Durante obras destinadas à construção de um novo studentato (residência estudantil) na via Ostiense, em Roma, na área de San Paolo Fuori le Mura, arqueólogos revelaram uma vasta e excepcionalmente conservada área funerária. O achado foi apresentado hoje e resulta das investigações de arqueologia preventiva conduzidas pelo Ministero della Cultura – Soprintendenza Speciale di Roma.
O ministro da Cultura, Alessandro Giuli, destacou que a Necropoli Ostiense, uma das maiores da Roma antiga, oferece mais uma testemunha preciosa do passado: a Soprintendenza garantirá a tutela, o estudo e a valorização dos vestígios, sem impedir o projeto do studentato, e com a intenção de tornar os achados visitáveis.
A Soprintendenza Speciale di Roma, representada pela Soprintendente Daniela Porro, ressaltou a complexidade do patrimônio que continua emergindo mesmo em áreas sujeitas a transformações urbanas. A qualidade das estruturas, a organização espacial e a riqueza dos elementos decorativos constituem uma oportunidade científica significativa, explicou Porro, afirmando que será iniciado um projeto de valorização para devolver os resultados da pesquisa à população.
O escavo, dirigido pela arqueóloga Diletta Menghinello da Soprintendenza, revelou, a cerca de um metro de profundidade, um conjunto de cinco edifícios funerários de época imperial, de planta quadrangular e cobertura em abóbada, alinhados do nordeste ao sudoeste e precedidos por duas estruturas menores. Um sexto edifício, de orientação perpendicular aos demais, e restos de outros ambientes sugerem a organização do complexo em torno de um pátio interno.

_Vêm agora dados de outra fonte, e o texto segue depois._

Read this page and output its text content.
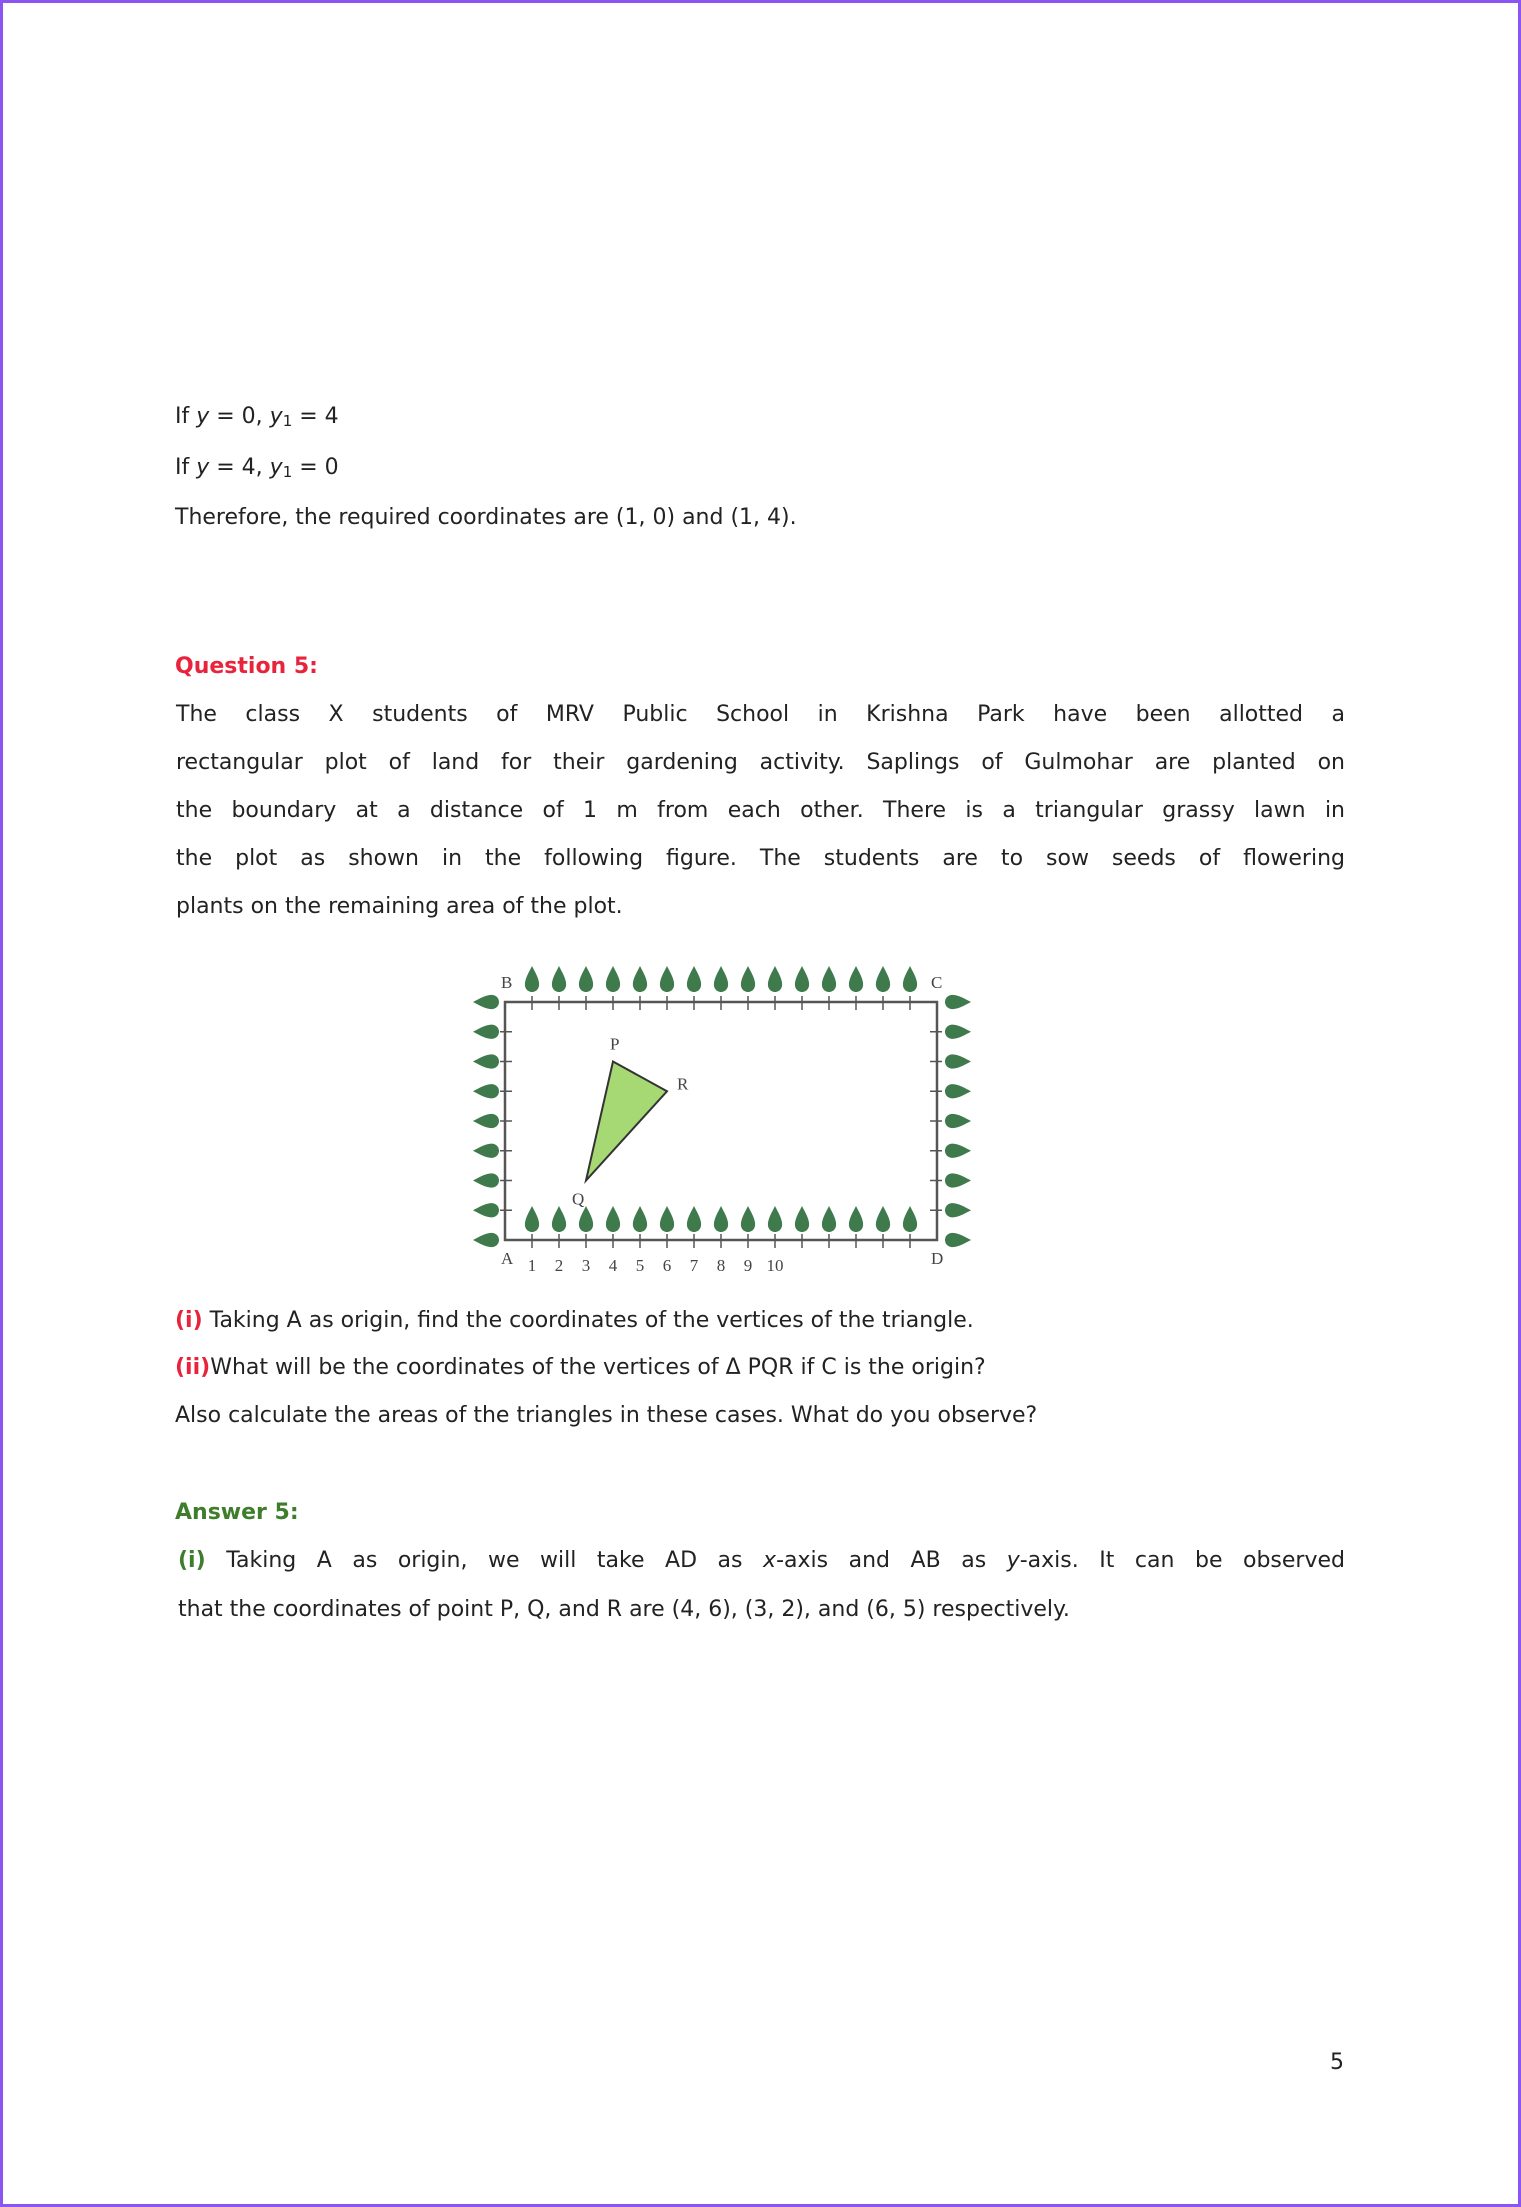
If y = 0, $y_1 = 4$
If y = 4, $y_1 = 0$
Therefore, the required coordinates are (1, 0) and (1, 4).
Question 5:
The class X students of MRV Public School in Krishna Park have been allotted a
rectangular plot of land for their gardening activity. Saplings of Gulmohar are planted on
the boundary at a distance of 1 m from each other. There is a triangular grassy lawn in
the plot as shown in the following figure. The students are to sow seeds of flowering
plants on the remaining area of the plot.
P
Q
R
B	C
A	D
1 2 3 4 5 6 7 8 9 10
(i) Taking A as origin, find the coordinates of the vertices of the triangle.
(ii)What will be the coordinates of the vertices of Δ PQR if C is the origin?
Also calculate the areas of the triangles in these cases. What do you observe?
Answer 5:
(i) Taking A as origin, we will take AD as x-axis and AB as y-axis. It can be observed
that the coordinates of point P, Q, and R are (4, 6), (3, 2), and (6, 5) respectively.
5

Segundo a direção de escavação, os sepulcros provavelmente correspondem a colombari — salas com nichos destinadas a urnas cinerárias. Ainda que a intervenção esteja em fase preliminar, já se identificou um elaborado aparato decorativo: intonacos pintados com faixas e motivos vegetais, estuques e nichos ornamentados por figuras da simbologia funerária romana, como Orantes e Vitórias Aladas. A continuação das escavações poderá trazer à luz numerosos elementos de ofícina, epígrafes e revestimentos de pavimentos.
Na zona mais próxima à rua foi também recuperada, em profundidades variadas, uma aula absidata e outro amplo ambiente com restos de pavimentação em mosaico, ambos em laterícios, cuja função ainda será esclarecida com estudos complementares.
Este é um daqueles momentos em que o solo urbano revela o seu roteiro oculto: a cidade contemporânea, em plena mutação, encontra o seu espelho no espaço funerário da antiguidade — a Necropoli Ostiense funciona como um espelho do nosso tempo, uma sobreposição de camadas que nos convida a reavaliar as relações entre memória coletiva, transformação urbana e projeto social.
Para os especialistas, a descoberta permitirá aprofundamentos sobre práticas funerárias, iconografia e organização dos espaços funerários na Roma imperial. Para a cidade, abre-se a possibilidade de integrar o achado ao tecido urbano e cultural, potencialmente tornando-o acessível à cidadania — um reframe da realidade onde patrimônio e desenvolvimento coexistem.
Nos próximos meses, a Soprintendenza continuará as operações e os estudos, com a ambição de harmonizar a tutela do patrimônio e as necessidades de modernização da cidade, transformando um achado arqueológico em um recurso público e educativo.